Pour protéger la liberté de la presse face aux plateformes, RSF demande à l'UE de garantir l’accès aux données journalistiques

À l’approche de la finalisation des modalités d’accès des chercheurs aux données des plateformes numériques, dans le cadre du règlement européen sur les services numériques, Reporters sans frontières (RSF) appelle l’Union européenne à garantir une mise à disposition claire et effective des données relatives aux contenus journalistiques. Dans une réponse adressée à la consultation publique de la Commission européenne, l’organisation souligne l’importance cruciale de ces données pour protéger la liberté de la presse et le pluralisme dans l’espace numérique.

Alors que les moteurs de recherche et les plateformes numériques génèrent l’essentiel de l’audience des médias en ligne, ces acteurs verrouillent l’accès extérieur à leurs données, rendant difficile toute analyse indépendante de la diffusion des contenus journalistiques. Le règlement européen sur les services numériques (Digital services Act, DSA) entend y remédier en instituant un droit d’accès aux données pour les autorités nationales compétentes et les chercheurs agréés. 

Cependant, les conditions de cet accès, récemment précisées par la Commission européenne et soumises à consultation publique jusqu’au 10 décembre, demeurent restrictives et hasardeuses.

“Nous sommes dans une situation où une poignée d’entreprises privées, aux ordres des intérêts économiques ou de l’idéologie de leurs propriétaires, contrôlent l’accès de cinq milliards de citoyens à l’information journalistique. Si l’ouverture des données des plateformes prévue par le DSA représente une avancée salutaire pour plus de transparence, l’accès reste semé d’embûches et entouré de flous juridiques. RSF demande à la Commission européenne des garanties pour empêcher que les plateformes ne freinent abusivement l’accès à leurs données, en particulier celles relatives aux contenus journalistiques.

Arthur Grimonpont
Responsable du bureau enjeux globaux de RSF

Au cours des derniers mois, les plateformes numériques ont intensifié les restrictions d’accès à leurs données. Ce processus a atteint son point culminant en août 2024, avec la suppression de CrowTangle, l’outil de Meta permettant d’analyser la circulation de la désinformation sur Facebook et Instagram. En parallèle de cette décision vivement critiquée par les chercheurs et la société civile, ces entreprises ont considérablement réduit la visibilité des contenus journalistiques sur leurs plateformes. En 2023, l’audience des médias en ligne a ainsi chuté de 48 % sur Facebook et de 27 % sur X (anciennement Twitter).
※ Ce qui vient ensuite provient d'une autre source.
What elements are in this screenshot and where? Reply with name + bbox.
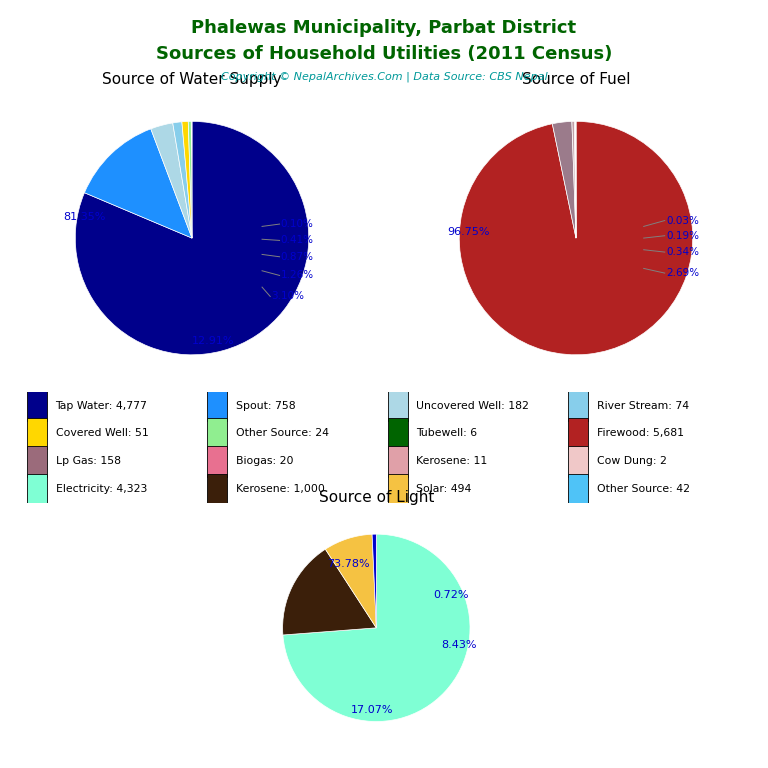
Wedge shape bbox=[151, 123, 192, 238]
Text: Lp Gas: 158: Lp Gas: 158 bbox=[55, 456, 121, 466]
Wedge shape bbox=[75, 121, 309, 355]
Text: 73.78%: 73.78% bbox=[327, 559, 369, 569]
Text: 0.19%: 0.19% bbox=[666, 230, 699, 240]
Text: 1.26%: 1.26% bbox=[281, 270, 314, 280]
Text: Cow Dung: 2: Cow Dung: 2 bbox=[597, 456, 667, 466]
Text: Copyright © NepalArchives.Com | Data Source: CBS Nepal: Copyright © NepalArchives.Com | Data Sou… bbox=[220, 71, 548, 82]
Text: Phalewas Municipality, Parbat District: Phalewas Municipality, Parbat District bbox=[191, 19, 577, 37]
Text: Biogas: 20: Biogas: 20 bbox=[236, 456, 293, 466]
Wedge shape bbox=[283, 535, 470, 721]
Wedge shape bbox=[552, 121, 576, 238]
Text: 0.10%: 0.10% bbox=[281, 219, 313, 229]
Bar bbox=[207, 445, 227, 477]
Text: Kerosene: 11: Kerosene: 11 bbox=[416, 456, 488, 466]
Text: Solar: 494: Solar: 494 bbox=[416, 484, 472, 494]
Text: Sources of Household Utilities (2011 Census): Sources of Household Utilities (2011 Cen… bbox=[156, 45, 612, 62]
Title: Source of Fuel: Source of Fuel bbox=[521, 72, 631, 87]
Text: 8.43%: 8.43% bbox=[441, 640, 476, 650]
Text: Kerosene: 1,000: Kerosene: 1,000 bbox=[236, 484, 325, 494]
Text: 2.69%: 2.69% bbox=[666, 268, 699, 278]
Text: 17.07%: 17.07% bbox=[350, 705, 393, 715]
Text: Tap Water: 4,777: Tap Water: 4,777 bbox=[55, 401, 147, 411]
Wedge shape bbox=[283, 549, 376, 635]
Title: Source of Water Supply: Source of Water Supply bbox=[102, 72, 282, 87]
Bar bbox=[388, 445, 408, 477]
Bar bbox=[27, 390, 47, 421]
Text: Uncovered Well: 182: Uncovered Well: 182 bbox=[416, 401, 529, 411]
Text: 0.03%: 0.03% bbox=[666, 216, 699, 226]
Wedge shape bbox=[84, 129, 192, 238]
Bar bbox=[388, 418, 408, 449]
Wedge shape bbox=[574, 121, 576, 238]
Text: 96.75%: 96.75% bbox=[447, 227, 490, 237]
Text: 0.72%: 0.72% bbox=[433, 590, 469, 600]
Wedge shape bbox=[372, 535, 376, 628]
Wedge shape bbox=[459, 121, 693, 355]
Text: Covered Well: 51: Covered Well: 51 bbox=[55, 429, 148, 439]
Bar bbox=[388, 474, 408, 505]
Text: Firewood: 5,681: Firewood: 5,681 bbox=[597, 429, 684, 439]
Text: Other Source: 24: Other Source: 24 bbox=[236, 429, 329, 439]
Text: 81.35%: 81.35% bbox=[64, 212, 106, 222]
Bar bbox=[388, 390, 408, 421]
Bar bbox=[207, 474, 227, 505]
Bar bbox=[27, 474, 47, 505]
Bar bbox=[27, 445, 47, 477]
Wedge shape bbox=[326, 535, 376, 628]
Text: 0.34%: 0.34% bbox=[666, 247, 699, 257]
Text: 3.10%: 3.10% bbox=[271, 291, 304, 302]
Wedge shape bbox=[173, 122, 192, 238]
Text: 0.41%: 0.41% bbox=[281, 236, 313, 246]
Text: River Stream: 74: River Stream: 74 bbox=[597, 401, 689, 411]
Text: Tubewell: 6: Tubewell: 6 bbox=[416, 429, 478, 439]
Wedge shape bbox=[182, 121, 192, 238]
Text: Electricity: 4,323: Electricity: 4,323 bbox=[55, 484, 147, 494]
Bar bbox=[27, 418, 47, 449]
Bar bbox=[568, 390, 588, 421]
Bar bbox=[568, 474, 588, 505]
Text: Spout: 758: Spout: 758 bbox=[236, 401, 296, 411]
Wedge shape bbox=[572, 121, 576, 238]
Bar bbox=[568, 445, 588, 477]
Text: 0.87%: 0.87% bbox=[281, 252, 313, 262]
Text: 12.91%: 12.91% bbox=[192, 336, 234, 346]
Text: Other Source: 42: Other Source: 42 bbox=[597, 484, 690, 494]
Bar bbox=[207, 418, 227, 449]
Title: Source of Light: Source of Light bbox=[319, 491, 434, 505]
Bar bbox=[207, 390, 227, 421]
Bar bbox=[568, 418, 588, 449]
Wedge shape bbox=[188, 121, 192, 238]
Le DSA impose aux plateformes numériques et aux moteurs de recherche de fournir aux autorités nationales compétentes, ainsi qu’aux chercheurs agréés qui en font la demande, les données nécessaires à l’étude, à la prévention et à l’atténuation des “risques systémiques”. Ces risques incluent les impacts négatifs de leurs services sur la “liberté d’expression et d’information, y compris la liberté et le pluralisme des médias”. Alors que les plateformes sont visées par des procédures de la Commission européenne qui leur demande plus de transparence, le flou juridique autour des données à collecter, et des modalités de mise à disposition, risque à l’inverse de leur fournir des moyens de se soustraire à leurs obligations.
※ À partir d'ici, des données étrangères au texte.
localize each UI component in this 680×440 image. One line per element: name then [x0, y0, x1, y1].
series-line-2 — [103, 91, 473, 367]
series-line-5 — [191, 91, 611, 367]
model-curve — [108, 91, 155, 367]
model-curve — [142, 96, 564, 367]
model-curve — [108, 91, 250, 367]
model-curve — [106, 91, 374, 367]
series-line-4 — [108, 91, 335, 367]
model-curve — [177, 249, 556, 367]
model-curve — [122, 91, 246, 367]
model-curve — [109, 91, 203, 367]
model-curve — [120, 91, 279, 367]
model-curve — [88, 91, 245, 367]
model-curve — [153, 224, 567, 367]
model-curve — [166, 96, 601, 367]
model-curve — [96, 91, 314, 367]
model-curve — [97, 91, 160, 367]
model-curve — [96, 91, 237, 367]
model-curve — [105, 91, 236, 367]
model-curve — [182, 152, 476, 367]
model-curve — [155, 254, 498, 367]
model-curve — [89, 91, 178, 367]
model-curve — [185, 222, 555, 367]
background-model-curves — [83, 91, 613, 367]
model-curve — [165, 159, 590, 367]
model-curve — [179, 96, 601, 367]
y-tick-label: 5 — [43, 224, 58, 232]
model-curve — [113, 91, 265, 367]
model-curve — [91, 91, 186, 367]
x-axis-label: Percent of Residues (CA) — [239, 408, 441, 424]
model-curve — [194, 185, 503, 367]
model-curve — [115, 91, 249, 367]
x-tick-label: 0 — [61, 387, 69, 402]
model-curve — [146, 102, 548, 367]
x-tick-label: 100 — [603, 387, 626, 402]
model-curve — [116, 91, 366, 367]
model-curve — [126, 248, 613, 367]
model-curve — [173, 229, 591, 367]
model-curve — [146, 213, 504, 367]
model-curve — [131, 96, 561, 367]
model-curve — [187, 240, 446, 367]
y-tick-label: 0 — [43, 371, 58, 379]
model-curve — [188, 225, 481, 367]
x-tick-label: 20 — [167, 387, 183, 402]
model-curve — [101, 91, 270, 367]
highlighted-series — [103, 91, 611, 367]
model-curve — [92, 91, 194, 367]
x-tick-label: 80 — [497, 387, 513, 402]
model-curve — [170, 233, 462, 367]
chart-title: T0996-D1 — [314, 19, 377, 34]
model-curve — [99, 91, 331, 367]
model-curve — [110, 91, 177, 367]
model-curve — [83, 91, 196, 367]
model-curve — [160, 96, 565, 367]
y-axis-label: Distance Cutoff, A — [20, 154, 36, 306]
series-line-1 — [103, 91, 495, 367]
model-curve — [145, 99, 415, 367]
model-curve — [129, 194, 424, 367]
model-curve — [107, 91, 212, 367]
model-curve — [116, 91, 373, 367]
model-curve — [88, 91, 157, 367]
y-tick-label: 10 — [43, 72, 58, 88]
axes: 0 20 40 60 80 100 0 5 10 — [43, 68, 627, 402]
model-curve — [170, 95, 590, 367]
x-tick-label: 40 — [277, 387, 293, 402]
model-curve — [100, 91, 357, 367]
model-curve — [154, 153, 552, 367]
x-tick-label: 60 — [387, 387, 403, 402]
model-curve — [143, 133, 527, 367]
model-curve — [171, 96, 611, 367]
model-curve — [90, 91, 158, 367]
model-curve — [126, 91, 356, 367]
Pour garantir la possibilité d’effectuer des recherches indépendantes relatives à la liberté de la presse et le pluralisme de l’information en ligne, RSF a répondu à la consultation de la Commission et a formulé ces trois demandes :

  • obliger les plateformes et les moteurs de recherche, à collecter, compiler et fournir aux autorités compétentes et aux chercheurs agréés, les données d’audience, de recommandation, de modération et de (dé)monétisation des contenus journalistiques, avec un haut niveau de granularité temporelle, géographique et thématique ;
  • mettre en place des garde-fous pour s’assurer que la protection des informations confidentielles ou le secret des affaires ne puissent être invoqués pour bloquer abusivement l’accès aux données relatives aux contenus journalistiques ;
  • clarifier les cas où la protection des informations confidentielles ou le secret des affaires pourront être légitimement invoqués, tout en excluant clairement du périmètre les données d’intérêt public relatives au journalisme.